Al Qaeda hoped ‘angry Irish’ might turn to Islam

Al Qaeda discussed trying to convert Irish people to Islam because of their disenchantment with the Catholic Church over the child abuse scandals and also anger over the economic crisis.

Details of the plan emerged in a letter from American al Qaeda spokesman Adam Gadahn to an unidentified recipient. The correspondence was found in the house in Pakistan where al Qaeda leader Osama Bin Laden was shot dead by US forces last year.

“I was — in response to those directives and after consulting brother Ubayd — starting to prepare a message to the Irish and I started searching for the information and materials necessary for that to be collected,” Gadahn wrote.

“This was after I noticed the sympathy of the Irish people to the Palestinian issue, and the soft treatment by the Irish judicial system of the Muslims accused of terrorism, and also not participating with its troops in Bush’s crusade wars.

“Also, what helped to prepare the message was the last economic crisis that affected Ireland a lot, thus forcing its youth to look for sources of living in the outside. The other matter is the increasing anger in Ireland towards the Catholic Church after exposing a number of sex scandals and others.
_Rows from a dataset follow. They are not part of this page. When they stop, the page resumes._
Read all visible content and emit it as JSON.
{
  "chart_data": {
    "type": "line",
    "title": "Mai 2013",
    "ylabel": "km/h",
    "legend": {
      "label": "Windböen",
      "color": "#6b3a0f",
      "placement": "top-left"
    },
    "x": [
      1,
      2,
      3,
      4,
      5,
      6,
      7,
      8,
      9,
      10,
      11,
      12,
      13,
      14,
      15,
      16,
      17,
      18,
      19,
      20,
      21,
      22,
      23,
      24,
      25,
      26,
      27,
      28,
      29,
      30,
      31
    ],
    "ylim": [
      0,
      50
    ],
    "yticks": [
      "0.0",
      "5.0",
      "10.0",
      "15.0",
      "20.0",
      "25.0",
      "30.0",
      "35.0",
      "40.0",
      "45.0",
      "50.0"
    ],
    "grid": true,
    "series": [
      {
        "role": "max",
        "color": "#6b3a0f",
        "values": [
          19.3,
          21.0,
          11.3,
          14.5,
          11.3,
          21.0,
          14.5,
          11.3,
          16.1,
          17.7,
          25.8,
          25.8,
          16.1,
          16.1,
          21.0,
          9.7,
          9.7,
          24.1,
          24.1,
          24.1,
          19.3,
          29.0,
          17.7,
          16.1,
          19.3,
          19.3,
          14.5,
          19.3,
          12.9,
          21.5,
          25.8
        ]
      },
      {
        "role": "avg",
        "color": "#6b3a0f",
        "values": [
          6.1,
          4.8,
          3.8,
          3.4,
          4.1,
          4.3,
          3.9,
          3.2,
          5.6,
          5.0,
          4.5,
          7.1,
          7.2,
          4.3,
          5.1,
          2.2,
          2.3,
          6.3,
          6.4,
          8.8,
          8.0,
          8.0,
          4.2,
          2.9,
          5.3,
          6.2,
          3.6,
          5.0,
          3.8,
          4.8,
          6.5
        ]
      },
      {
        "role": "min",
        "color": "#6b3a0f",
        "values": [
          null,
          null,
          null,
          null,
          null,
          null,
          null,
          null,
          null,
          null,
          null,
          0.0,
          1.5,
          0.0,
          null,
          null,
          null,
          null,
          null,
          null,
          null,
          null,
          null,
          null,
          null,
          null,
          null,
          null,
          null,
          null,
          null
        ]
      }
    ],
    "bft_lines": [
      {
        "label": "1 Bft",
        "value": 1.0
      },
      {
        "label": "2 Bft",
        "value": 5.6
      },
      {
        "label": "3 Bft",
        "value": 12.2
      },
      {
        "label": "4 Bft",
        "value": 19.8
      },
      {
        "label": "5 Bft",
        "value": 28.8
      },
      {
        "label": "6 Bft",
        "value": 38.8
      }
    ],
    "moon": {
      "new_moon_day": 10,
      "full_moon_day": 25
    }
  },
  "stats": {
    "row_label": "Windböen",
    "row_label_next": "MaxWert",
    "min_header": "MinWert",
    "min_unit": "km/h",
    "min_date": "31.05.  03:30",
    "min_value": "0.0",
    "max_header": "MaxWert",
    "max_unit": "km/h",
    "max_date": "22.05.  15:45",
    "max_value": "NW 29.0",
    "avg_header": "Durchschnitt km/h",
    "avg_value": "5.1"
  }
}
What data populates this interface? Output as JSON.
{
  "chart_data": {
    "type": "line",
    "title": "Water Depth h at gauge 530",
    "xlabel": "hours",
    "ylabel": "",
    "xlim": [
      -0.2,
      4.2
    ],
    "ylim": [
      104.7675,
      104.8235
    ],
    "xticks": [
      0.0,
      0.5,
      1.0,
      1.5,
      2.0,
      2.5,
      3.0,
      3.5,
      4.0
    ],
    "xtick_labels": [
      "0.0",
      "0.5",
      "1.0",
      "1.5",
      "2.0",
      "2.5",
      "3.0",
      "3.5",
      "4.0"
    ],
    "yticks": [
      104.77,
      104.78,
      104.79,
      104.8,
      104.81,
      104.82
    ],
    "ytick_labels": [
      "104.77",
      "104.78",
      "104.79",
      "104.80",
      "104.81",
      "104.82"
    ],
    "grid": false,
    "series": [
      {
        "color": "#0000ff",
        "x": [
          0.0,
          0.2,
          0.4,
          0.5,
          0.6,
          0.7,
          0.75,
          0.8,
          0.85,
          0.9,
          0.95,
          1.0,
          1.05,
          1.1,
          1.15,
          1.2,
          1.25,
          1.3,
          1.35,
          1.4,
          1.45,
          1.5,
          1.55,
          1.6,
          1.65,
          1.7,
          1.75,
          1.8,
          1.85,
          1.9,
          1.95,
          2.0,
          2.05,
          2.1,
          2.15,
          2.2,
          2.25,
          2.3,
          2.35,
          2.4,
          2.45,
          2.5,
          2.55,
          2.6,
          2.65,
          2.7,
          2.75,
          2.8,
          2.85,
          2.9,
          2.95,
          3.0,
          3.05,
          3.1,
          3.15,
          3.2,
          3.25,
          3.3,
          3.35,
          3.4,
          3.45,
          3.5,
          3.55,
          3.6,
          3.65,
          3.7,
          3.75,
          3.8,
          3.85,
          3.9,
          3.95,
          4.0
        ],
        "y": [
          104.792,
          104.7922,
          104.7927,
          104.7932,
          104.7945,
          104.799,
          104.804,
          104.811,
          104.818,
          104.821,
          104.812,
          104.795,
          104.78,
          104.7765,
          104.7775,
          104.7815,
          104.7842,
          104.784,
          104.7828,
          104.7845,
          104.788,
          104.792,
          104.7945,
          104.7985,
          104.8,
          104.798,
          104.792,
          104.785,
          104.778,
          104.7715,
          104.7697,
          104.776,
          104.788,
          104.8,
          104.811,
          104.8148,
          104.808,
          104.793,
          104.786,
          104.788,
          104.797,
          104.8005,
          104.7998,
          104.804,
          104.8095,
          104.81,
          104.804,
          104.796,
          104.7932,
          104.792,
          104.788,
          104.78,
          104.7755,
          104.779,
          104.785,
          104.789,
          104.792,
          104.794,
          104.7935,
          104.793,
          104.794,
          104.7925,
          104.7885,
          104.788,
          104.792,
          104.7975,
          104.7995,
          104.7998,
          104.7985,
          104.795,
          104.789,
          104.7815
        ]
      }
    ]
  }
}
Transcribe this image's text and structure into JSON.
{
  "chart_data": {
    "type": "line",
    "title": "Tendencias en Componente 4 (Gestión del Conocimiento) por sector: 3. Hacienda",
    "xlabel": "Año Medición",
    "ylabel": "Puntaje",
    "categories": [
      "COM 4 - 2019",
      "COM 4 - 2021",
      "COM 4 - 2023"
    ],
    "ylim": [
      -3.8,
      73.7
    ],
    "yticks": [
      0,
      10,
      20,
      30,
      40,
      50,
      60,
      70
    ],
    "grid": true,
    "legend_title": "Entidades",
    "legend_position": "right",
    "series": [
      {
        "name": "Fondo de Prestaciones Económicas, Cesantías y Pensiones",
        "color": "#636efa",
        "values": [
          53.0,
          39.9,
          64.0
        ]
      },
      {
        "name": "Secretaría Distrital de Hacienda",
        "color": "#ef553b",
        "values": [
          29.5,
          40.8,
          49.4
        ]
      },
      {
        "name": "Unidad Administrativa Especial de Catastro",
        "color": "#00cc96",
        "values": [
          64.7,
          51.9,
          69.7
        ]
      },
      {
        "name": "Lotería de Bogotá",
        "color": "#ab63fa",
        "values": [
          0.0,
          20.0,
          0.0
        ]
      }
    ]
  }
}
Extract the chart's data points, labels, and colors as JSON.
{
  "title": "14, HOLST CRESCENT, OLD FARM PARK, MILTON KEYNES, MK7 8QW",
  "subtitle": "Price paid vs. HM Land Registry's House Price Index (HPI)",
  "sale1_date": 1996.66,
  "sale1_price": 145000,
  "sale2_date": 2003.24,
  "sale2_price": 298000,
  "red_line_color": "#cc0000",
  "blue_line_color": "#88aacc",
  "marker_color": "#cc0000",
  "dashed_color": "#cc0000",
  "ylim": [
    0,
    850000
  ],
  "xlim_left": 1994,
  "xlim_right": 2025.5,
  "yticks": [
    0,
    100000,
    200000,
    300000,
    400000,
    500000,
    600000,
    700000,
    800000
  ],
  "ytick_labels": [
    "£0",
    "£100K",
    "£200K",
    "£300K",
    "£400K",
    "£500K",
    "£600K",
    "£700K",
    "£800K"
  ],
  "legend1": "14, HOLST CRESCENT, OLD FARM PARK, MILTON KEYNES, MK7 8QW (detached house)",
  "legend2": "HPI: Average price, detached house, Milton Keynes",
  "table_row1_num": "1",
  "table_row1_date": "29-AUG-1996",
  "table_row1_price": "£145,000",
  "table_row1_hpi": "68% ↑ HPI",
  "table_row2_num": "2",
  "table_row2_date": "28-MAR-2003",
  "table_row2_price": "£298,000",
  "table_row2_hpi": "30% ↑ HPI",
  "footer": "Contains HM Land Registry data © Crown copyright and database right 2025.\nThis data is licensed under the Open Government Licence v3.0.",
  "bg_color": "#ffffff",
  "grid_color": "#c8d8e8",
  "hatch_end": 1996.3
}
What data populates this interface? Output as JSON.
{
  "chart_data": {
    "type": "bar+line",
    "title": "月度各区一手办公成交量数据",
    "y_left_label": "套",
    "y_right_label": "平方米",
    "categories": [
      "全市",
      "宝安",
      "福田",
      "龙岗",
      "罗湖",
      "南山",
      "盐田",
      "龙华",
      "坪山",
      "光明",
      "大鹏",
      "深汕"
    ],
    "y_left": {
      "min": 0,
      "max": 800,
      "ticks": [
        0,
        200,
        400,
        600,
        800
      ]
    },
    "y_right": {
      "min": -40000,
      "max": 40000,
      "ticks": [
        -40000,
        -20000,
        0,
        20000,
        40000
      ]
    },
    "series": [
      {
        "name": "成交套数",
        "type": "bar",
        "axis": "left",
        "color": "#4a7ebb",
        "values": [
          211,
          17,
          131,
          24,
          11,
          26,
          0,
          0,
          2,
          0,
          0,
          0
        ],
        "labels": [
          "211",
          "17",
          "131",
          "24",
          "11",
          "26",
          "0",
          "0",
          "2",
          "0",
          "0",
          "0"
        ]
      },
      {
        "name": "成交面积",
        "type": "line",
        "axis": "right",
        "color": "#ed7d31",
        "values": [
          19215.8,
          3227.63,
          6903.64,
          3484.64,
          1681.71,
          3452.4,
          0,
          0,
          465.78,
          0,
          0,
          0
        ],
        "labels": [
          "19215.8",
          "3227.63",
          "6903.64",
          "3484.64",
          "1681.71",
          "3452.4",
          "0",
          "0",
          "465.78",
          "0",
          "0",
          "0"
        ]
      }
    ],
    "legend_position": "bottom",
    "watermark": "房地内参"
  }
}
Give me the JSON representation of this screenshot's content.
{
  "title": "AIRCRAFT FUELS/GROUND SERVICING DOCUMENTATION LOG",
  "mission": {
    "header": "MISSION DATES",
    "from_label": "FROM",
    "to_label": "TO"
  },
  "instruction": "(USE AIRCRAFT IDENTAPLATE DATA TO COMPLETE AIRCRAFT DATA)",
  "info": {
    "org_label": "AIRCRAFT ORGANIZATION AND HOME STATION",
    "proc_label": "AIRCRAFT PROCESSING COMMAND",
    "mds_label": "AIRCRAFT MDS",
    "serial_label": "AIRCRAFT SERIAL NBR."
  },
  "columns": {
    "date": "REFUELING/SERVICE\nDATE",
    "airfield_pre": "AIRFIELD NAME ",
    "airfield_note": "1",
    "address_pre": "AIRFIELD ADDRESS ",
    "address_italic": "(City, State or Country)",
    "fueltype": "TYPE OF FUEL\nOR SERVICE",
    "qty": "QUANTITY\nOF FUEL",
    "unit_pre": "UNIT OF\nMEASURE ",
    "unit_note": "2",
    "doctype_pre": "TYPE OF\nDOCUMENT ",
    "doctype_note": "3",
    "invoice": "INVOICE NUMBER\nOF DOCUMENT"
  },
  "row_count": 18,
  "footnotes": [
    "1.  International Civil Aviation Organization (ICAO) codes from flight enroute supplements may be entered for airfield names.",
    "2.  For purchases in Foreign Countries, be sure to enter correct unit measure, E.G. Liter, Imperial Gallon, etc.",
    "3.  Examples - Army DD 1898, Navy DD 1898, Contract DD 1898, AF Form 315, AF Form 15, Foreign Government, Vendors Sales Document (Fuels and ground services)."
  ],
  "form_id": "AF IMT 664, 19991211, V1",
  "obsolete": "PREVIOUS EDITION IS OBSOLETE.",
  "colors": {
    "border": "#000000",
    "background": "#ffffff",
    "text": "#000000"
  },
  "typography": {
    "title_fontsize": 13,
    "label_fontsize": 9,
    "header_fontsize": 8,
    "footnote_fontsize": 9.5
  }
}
The people there are moving towards secularism, after it was the most religious of atheist Europe, and why do not we face them with Islam?”

The letter was written in late Jan 2011.

It forms part of a selection of documents seized in last year’s raid on Osama bin Laden’s Pakistan house that have been posted online by the US army’s Combating Terrorism Centre.

In letters from his last hideout, bin Laden fretted about dysfunction in his terrorist network and crumbling trust from Muslims he wished to incite against their government and the West.

The documents show what bin Laden saw as bumbling within his organisation and its terrorist allies.

“I plan to release a statement that we are starting a new phase to correct (the mistakes) we made,” bin Laden wrote in 2010.

“In doing so, we shall reclaim, God willing, the trust of a large segment of those who lost their trust in the jihadis.”

Until the end, bin Laden remained focused on attacking Americans and coming up with plots, however improbable, to kill US leaders.

He wished especially to target airplanes carrying Gen David Petraeus and President Barack Obama, reasoning that an assassination would elevate an “utterly unprepared” vice-president Joe Biden into the presidency and plunge the US into crisis.

But an US analysts’ report released along with bin Laden’s correspondence describes him as upset over the inability of spin-off terrorist groups to win public support for their cause, their unsuccessful media campaigns and poorly planned plots that, in bin Laden’s view, killed too many innocent Muslims.

Al Qaeda’s relationship with Iran, a point of deep interest to the US government, was rough.

Bin Laden wrote that “controlling children” was one of the keys to hiding in cities, as he did for years while US forces searched Pakistan’s rugged frontier.

He encouraged his followers in hiding to teach their children the local language and not let them out of their homes “except for extreme necessity like medical care.”

The correspondence suggests that al Qaeda carefully monitored US cable news networks and generally didn’t like what it saw.

“We can say that there is no single channel that we could rely on for our messages,” Gadahn wrote, although he described ABC as “all right, actually it could be one of the best channels as far as we are concerned.”

He complained that Fox News “falls into the abyss, as you know, and lacks neutrality.” CNN, he said, “seems to be in co-operation with the government more than the others except Fox News, of course.”